The World War Three ExperimentPosted: 24 January 2011
Of all of last week’s news reports, the one that struck me the most was the rather bizarre incident in which a headteacher of a school in Lancashire told his pupils that World War Three had broken out – at morning assembly.
Playing prime minister Neville Chamberlain’s original 1939 address and showing the children footage of the Blitz, he then told them that London was being bombed and then – here’s the cruncher – led them all into a cellar and set off a firework to simulate a bomb.
It all sounds very exciting, but then we discover that the school in question is a primary school and for any non-British readers, that means the children taking part in this ‘realism’ were no more than eleven years old; some (potentially) as young as four.
The special assembly was planned as part of the current curriculum, in which the children were studying World War Two. All British school children have to study the Second World War as part of their history lessons (quite rightly) and on the advice of colleagues at other schools, headteacher Mike Richards thought that this would be the perfect way of showing the children ‘what it was really like’.
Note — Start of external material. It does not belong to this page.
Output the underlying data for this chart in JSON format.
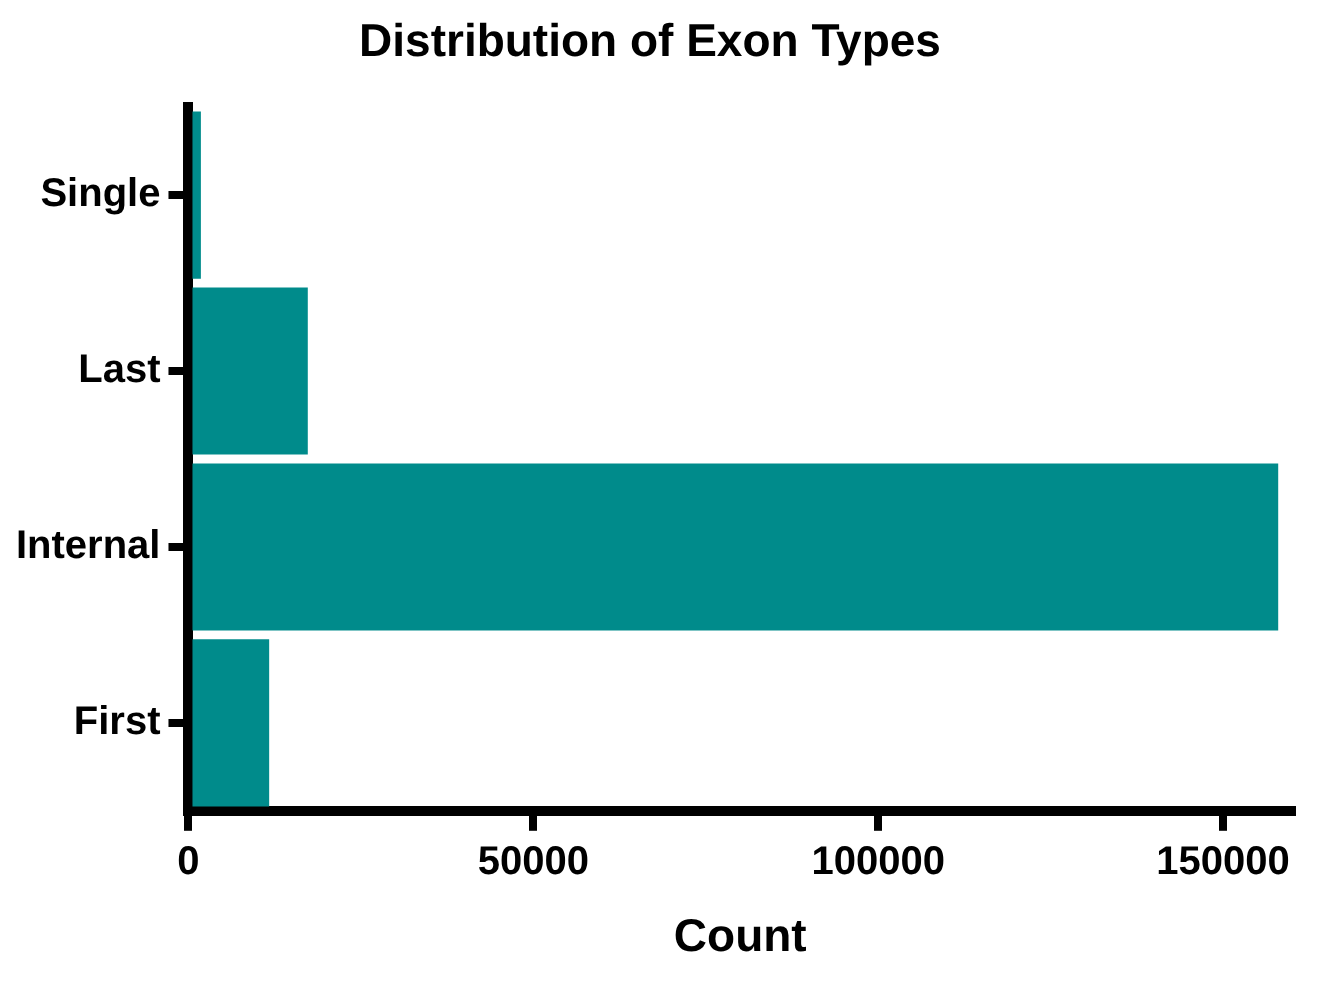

Putting it basically, there are two ways you could respond to this story. Since most of the comments on reports of this story seem to be of the ‘idiotic teachers’ and ‘poor little kids being traumatised’ variety, I feel myself called to play devil’s advocate.
You could argue (and you would have a point) that these children were far too young and impressionable for an experience like this. However; these kids are deemed old enough to learn about World War Two. World War Two wasn’t nice. Sugar coat the topic, or turn it into a dry and boring history lesson, and you deny children the truth.
Attacks during the Blitz certainly didn’t discriminate based on age. Children as young as these were sent across the country to live with strangers, if they were lucky. If they weren’t, they lived this special kind of hell every day, and there was no home time, or a teacher telling them it wasn’t real. They might go home to discover they didn’t have one any more.
Yes, one or two of the children at St. Mary’s RC school in Bacup had nightmares that night. But nightmares are an important part of childhood. Experiencing the feeling of being scared is something you need to go through to learn about living in the real world. The tragedies of World War Two shouldn’t be forgotten; they deserve to be the stuff of nightmares.
What one memory do you think these children took home from school that day? Being terrified? Good. Because war is terrible. That’s a very important lesson to learn.